The Only Baggage You Can Bring
At that distant moment, little did I realize that when anticipation met reality it would forever impact my life and keep me afloat during the huge changes I would encounter and the tragic events that were about to unfold in the next few months. It was October 2000 and U2 were releasing their newest studio album in over three years and I was exuberant as a child at a soda fountain. As I stood in line at the nearest music superstore that Monday, at midnight, I was rehearsing the lyrics to the first single released from the album “All That You Can’t Leave Behind.” Yes, it was a beautiful day and I couldn’t wait to get home and listen to the musical genius of U2 until the early hours of Tuesday morning.
The lyrics seemed to resonate with an emotion that would bring tears to my eyes and at other times inspire. I was still recovering from the heartbreak of a girl back in April of 2000 and I would soon be having a career change in March of 2001 which would be followed by a really big career change in July that would move me away from family and friends and for the first time I would be completely on my own. And that is when the significance of the album title alone would be more meaningful than I could have ever imagined.
No other band has ever quite captured emotions so universally in their music and lyrics than U2. During the months leading up to September 11, 2001, the lyrics from “All That You Can’t Leave Behind” had a special introspective meaning to me. Songs like “Walk On” and “Kite” are such a reflection of my life at that time that I’m only beginning to realize how special those songs are to me. Of course those songs and other less significant ones would take on a whole new meaning right after the tragedy of September 11, 2001.

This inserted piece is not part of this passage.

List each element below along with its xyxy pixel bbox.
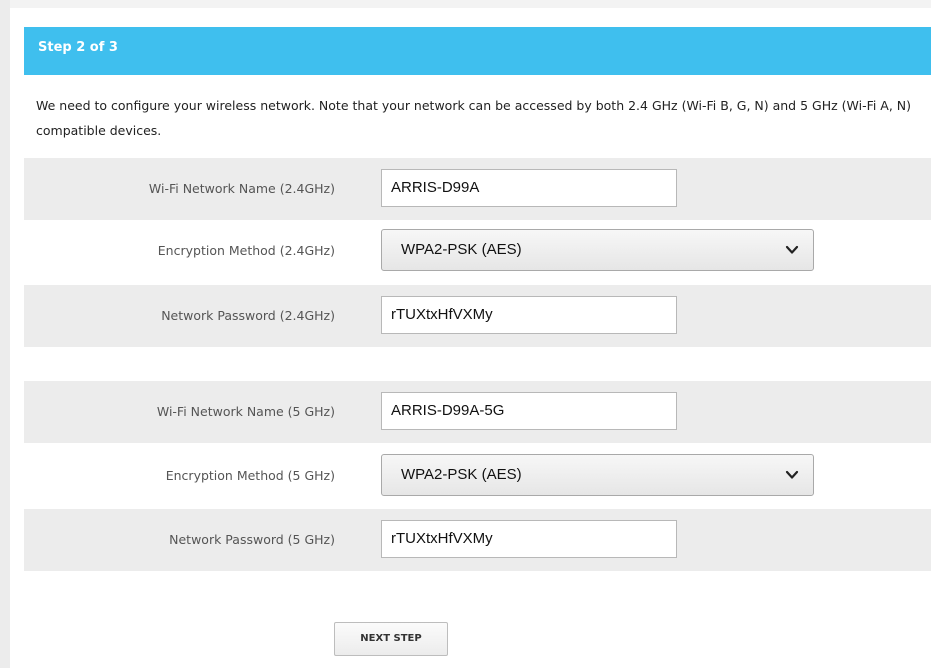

After watching the World Trade Center Towers fall on television, in disbelief, I had no idea where to turn to and who’s shoulder to cry on now that I was on my own. I lived with a few roommates, had no girlfriend, close friends, brothers or sisters, didn’t have the best of relationships with my parents, and wasn’t very religious at the time. I was devastated and turned to one of the few things that would bring peace and a release of emotion to me, music. I found solace in the lyrics of U2. Songs like “Peace on Earth,” “When I Look at the World,” and “New York,” helped me get through roughest times as I tried to sort out the emotions of why the world was in such a state of shock and chaos.
The deepest admiration I have for U2 as they made the difficult decision to go forward and continue the second leg of their Elevation Tour in the U.S. a month after September 11. Oh how I wish I were there when they performed for two nights at Madison Square Garden in New York City on October 25 and 27. I can only imagine the emotion that filled the arena those two nights, an emotion that I would so gratefully experience in Salt Lake City at the Delta Center on Friday November 9, 2001.
Overcome by the anticipation of seeing U2 live in concert for the second time in my life and the hovering emotion of September 11, I didn’t know quite what to expect. Bono has a way of connecting with each and every soul in the audience and touching them in a way that no other performer, I have seen, can achieve. The performance touched my spirit and I felt as if God himself were there with us that evening especially when the names of all the victims of September 11, were scrolling down the backdrop of the stage. I cannot entirely put into words the experience I felt and took away with me that evening but it somehow comforted me and rekindled my patriotism, putting some of my emotions to rest.
Every time I listen to this album I remember so many precious things, some good and some bad. But somehow it has made me a more complete person and without it I don’t know if I would have made it through such troubled times. And I always refer to the lyrics of two songs that mean so much, “Kite” and “Walk On.” Who’s to know where the wind will take you / Who’s to know what it is will break you. And love is not the easy thing . . . / The only baggage you can bring / Is all that you can’t leave behind. You may not know the direction of the future but don’t forget the past because it’s all that you have to lean on and learn from.
2 comments:
This is VERY good!! Keep going!! :)
I can see that there is no activity on the blog right now, but I'm going to comment anyway:
This is beautiful. I am experiencing a very similar period right now, and just got hold of the album. These things you've wrote is so inspiring and does help me set things in perspective. And the songlines you used was just the right ones for me too. Thank you.